Are you a fucking moron?

Vote for CAR every single day. You know it’s funny. This’ll be a good rating of how popular the comic is – how many devotees I have. Who knows, if it becomes a big part of the readership of this site, I may meld this blog and the comic into one. For JeffreyAtW v4 or something.

But heck, I just have to see if I just don’t run out of jokes one day…

Another Happy Day in Jeffreyville

Good day at school.

The DDR pads that James got exclusively for the club in donation money did NOT break, and Brownstein even did a few songs on them. I’ve come to the conclusion that the real area where the pads break are in the plugs at the other end of the cord – that was the problem with mine. The internal wiring is so simple yet durable that it’d take a lot to damage that.

But I say “anyway.”

I went to temple today, and I was feelin’ pretty good so I sang to all the songs. And then I had WHITE CHOCOLATE BISCUITS as part of the potluck dessert. I talked to Rabbi Michael Barenbaum about Judaism without God or the Torah, as he was going to teach a class on that which I would have to miss, and then we went over the possibility of designing a website for him. And then I forgot his AIM name ARRGHRH.

Then it was off to StarBase1, where Chris treated me and some pals who stopped by to a few rousing rounds of DDR. I was still in my fancy temple clothes, so they got all sweatwet. I tried BAWLS for the first time, and all I have to say is:

DAMN, THEM BAWLS IS GOOD! GIMME YOUR BAWLS, SUCKA!

Then I did the hardest 9-footers with Chris and failed them all miserably, but they were fun anyway and Chris passed them with flying colors. That man is amazing. :P

I keep forgetting that I have a 3-day weekend ahead of me. I think on Monday I’ll invite people over to James‘s house () for some DDR pad modification.

Working again, eh.

With every word,
I get even happier.
It’s how life should be.

I have written so much stuff recently. I’ve been improving on my college essay (I chose that Garfield one), I’ve been writing my mind in school through every assignment, I’ve started to write long heartfelt messages to my friends, and above that, I’m still maintaining my blog. Really, I am.

When a friend gets depressed, it gets me thinking. Like my psychology teacher would state, the feeling of pensiveness is a form of sadness, therefore my pensiveness could be seen as sympathy. But with every word I write, I become happier, because I know that it’s one more word that I’m letting go and setting free. It’s so great to be able to write about what I feel, and I can put those thoughts into any prompt I’m given – it’s getting to the point where I feel joy at the mention of an essay.

OKAY THAT WAS JUST CRAZY I CAN’T BELIEVE I SAID THAT.

Yet again, as you can tell, even through writing this, I’m straightening more and more out. It’s because I don’t have much of an inner monologue – no matter how much I am involved in, most of my energy is spent unconsciously observing, and learning about the world around me – and through writing, I learn more about myself.

I love these sudden urges I get to write – they’re coming more and more.
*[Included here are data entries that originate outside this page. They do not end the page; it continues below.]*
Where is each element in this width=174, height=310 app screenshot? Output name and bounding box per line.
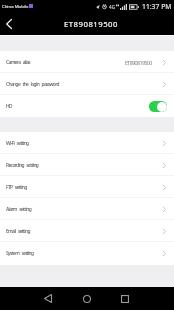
staticText: Change the login password bbox=[6, 81, 59, 88]
button[interactable]: Camera alias bbox=[0, 51, 174, 73]
staticText: HD bbox=[6, 103, 12, 110]
button[interactable]: Wi-Fi setting bbox=[0, 132, 174, 154]
button[interactable]: Home bbox=[73, 287, 101, 310]
staticText: ET890819500 bbox=[64, 19, 118, 30]
button[interactable]: Recent apps bbox=[111, 287, 139, 310]
button[interactable]: System setting bbox=[0, 242, 174, 265]
button[interactable]: Alarm setting bbox=[0, 198, 174, 220]
button[interactable]: Back bbox=[34, 287, 62, 310]
button[interactable]: Change the login password bbox=[0, 73, 174, 95]
staticText: Alarm setting bbox=[6, 206, 32, 213]
staticText: 11:37 PM bbox=[142, 2, 172, 11]
button[interactable]: Recording setting bbox=[0, 154, 174, 176]
staticText: System setting bbox=[6, 250, 34, 257]
button[interactable]: Email setting bbox=[0, 220, 174, 242]
button[interactable]: Back bbox=[0, 12, 18, 35]
staticText: Camera alias bbox=[6, 59, 31, 66]
button[interactable]: FTP setting bbox=[0, 176, 174, 198]
staticText: ET890819500 bbox=[125, 59, 152, 66]
staticText: Wi-Fi setting bbox=[6, 140, 29, 147]
staticText: 4G bbox=[109, 4, 115, 10]
staticText: China Mobile bbox=[2, 3, 29, 9]
staticText: FTP setting bbox=[6, 184, 27, 191]
staticText: Email setting bbox=[6, 228, 30, 235]
button[interactable]: HD bbox=[0, 95, 174, 117]
staticText: Recording setting bbox=[6, 162, 39, 169]
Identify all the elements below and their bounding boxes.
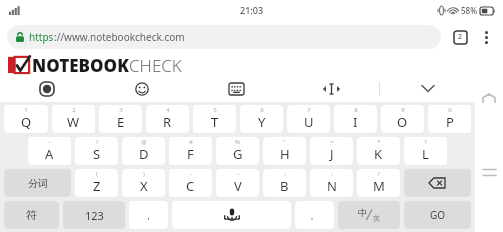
button[interactable]: ! [75,137,118,165]
button[interactable]: ， [129,201,168,229]
button[interactable]: 符 [4,201,59,229]
button[interactable]: Chinese English toggle [338,201,400,229]
button[interactable]: ) [122,169,165,197]
staticText: 21:03 [240,4,264,16]
staticText: T [211,113,219,131]
staticText: S [93,145,101,163]
staticText: N [327,177,337,195]
button[interactable]: 7 [287,105,330,133]
button[interactable]: / [357,169,400,197]
button[interactable]: @ [122,137,165,165]
button[interactable]: ; [310,169,353,197]
staticText: 0 [448,106,452,114]
staticText: J [330,145,334,163]
staticText: 58% [461,5,477,16]
staticText: Q [21,113,32,131]
staticText: ， [144,210,153,221]
button[interactable]: Backspace [404,169,471,197]
staticText: # [189,138,193,146]
staticText: Y [258,113,266,131]
staticText: / [377,170,380,178]
staticText: M [373,177,385,195]
button[interactable]: 9 [381,105,424,133]
button[interactable]: Move cursor [284,75,379,102]
button[interactable]: ? [404,137,447,165]
button[interactable]: Hide keyboard [380,75,475,102]
staticText: Z [93,177,101,195]
staticText: K [374,145,383,163]
staticText: W [67,113,80,131]
button[interactable]: Sogou input settings [0,75,94,102]
button[interactable]: 2 [52,105,95,133]
button[interactable]: 分词 [4,169,71,197]
staticText: G [233,145,243,163]
staticText: B [280,177,289,195]
button[interactable]: 8 [334,105,377,133]
button[interactable]: More options [476,27,496,47]
staticText: F [187,145,194,163]
button[interactable]: Home [476,85,502,111]
staticText: ~ [236,170,240,178]
staticText: O [397,113,408,131]
staticText: GO [430,208,446,222]
staticText: P [446,113,454,131]
button[interactable]: Space, voice input [172,201,291,229]
staticText: 符 [26,208,37,222]
staticText: E [117,113,125,131]
staticText: I [353,113,358,131]
button[interactable]: " [263,137,306,165]
staticText: 9 [401,106,405,114]
staticText: : [284,170,286,178]
button[interactable]: - [169,169,212,197]
staticText: 5 [213,106,217,114]
button[interactable]: Keyboard layout [189,75,284,102]
staticText: 7 [307,106,311,114]
button[interactable]: ( [75,169,118,197]
staticText: 3 [119,106,123,114]
staticText: NOTEBOOK [32,54,129,75]
button[interactable]: : [263,169,306,197]
button[interactable]: * [357,137,400,165]
staticText: X [140,177,148,195]
button[interactable]: https [7,25,441,49]
staticText: H [280,145,290,163]
staticText: 8 [354,106,358,114]
staticText: - [190,170,192,178]
button[interactable]: GO [404,201,471,229]
button[interactable]: Tabs, 2 open [450,27,470,47]
staticText: L [422,145,429,163]
button[interactable]: 1 [4,105,48,133]
button[interactable]: 5 [193,105,236,133]
button[interactable]: = [310,137,353,165]
staticText: * [377,138,381,146]
staticText: 1 [24,106,28,114]
staticText: 英 [373,214,380,223]
button[interactable]: 6 [240,105,283,133]
button[interactable]: 123 [63,201,125,229]
button[interactable]: ~ [28,137,71,165]
staticText: ( [96,170,98,178]
button[interactable]: 4 [146,105,189,133]
button[interactable]: % [216,137,259,165]
staticText: = [330,138,334,146]
staticText: 4 [166,106,170,114]
button[interactable]: ~ [216,169,259,197]
staticText: C [186,177,195,195]
staticText: 中 [358,207,367,218]
staticText: 分词 [28,177,48,190]
staticText: https [29,30,54,44]
staticText: 123 [85,208,104,223]
button[interactable]: 0 [428,105,471,133]
button[interactable]: Recent apps [476,159,502,185]
button[interactable]: # [169,137,212,165]
staticText: ~ [48,138,52,146]
button[interactable]: 3 [99,105,142,133]
button[interactable]: 。 [295,201,334,229]
button[interactable]: Emoji [94,75,189,102]
staticText: U [304,113,314,131]
staticText: A [45,145,54,163]
staticText: ? [424,138,427,146]
staticText: CHECK [129,54,182,75]
staticText: D [139,145,149,163]
staticText: 。 [310,210,319,221]
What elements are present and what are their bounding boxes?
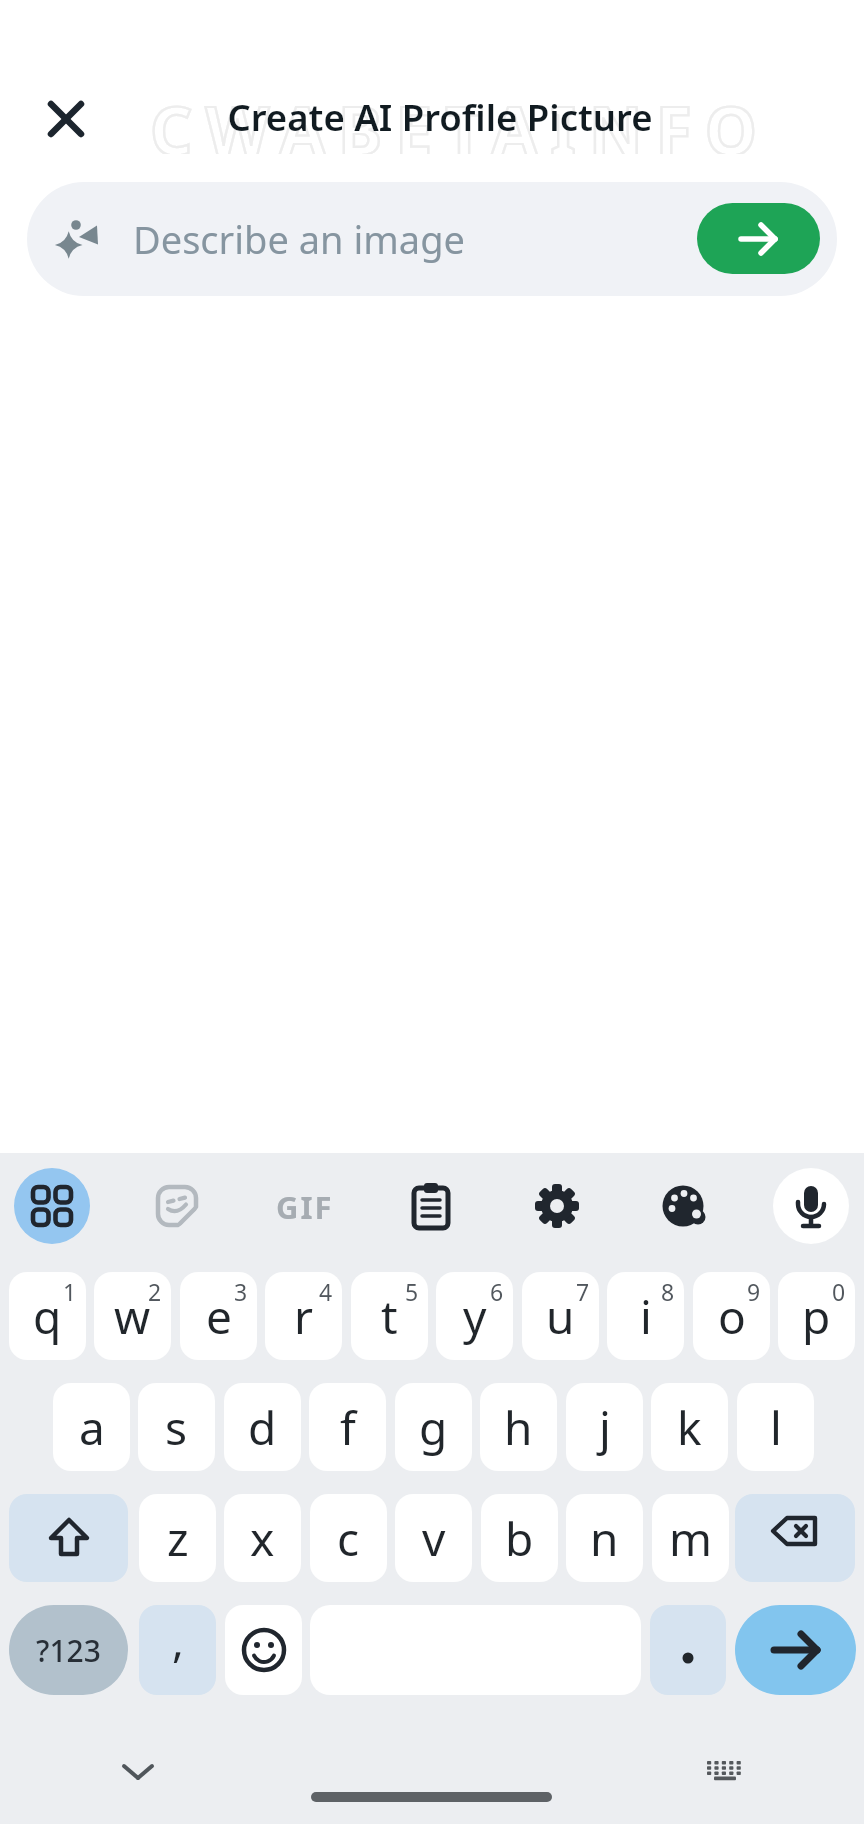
button[interactable] [660, 1182, 708, 1230]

So bear with me, as there is no point to this which I’m writing right now. The words are just replacing what could be there if I restrained myself for too long, like “BLAH BLAH NOTHING TO SAY ARGH I’M BORED.” I keep changing what I enjoy doing – it was comics, then music, then comics, then music, and now comics, but my comics nowadays have massive potential for good writing, and I’m implenting this writing all over.

So yeah, writing is fun, and you should never stop doing it, whatever you’re preoccupied with.

And I reiterate – there is no freaking coherent point behind this blog.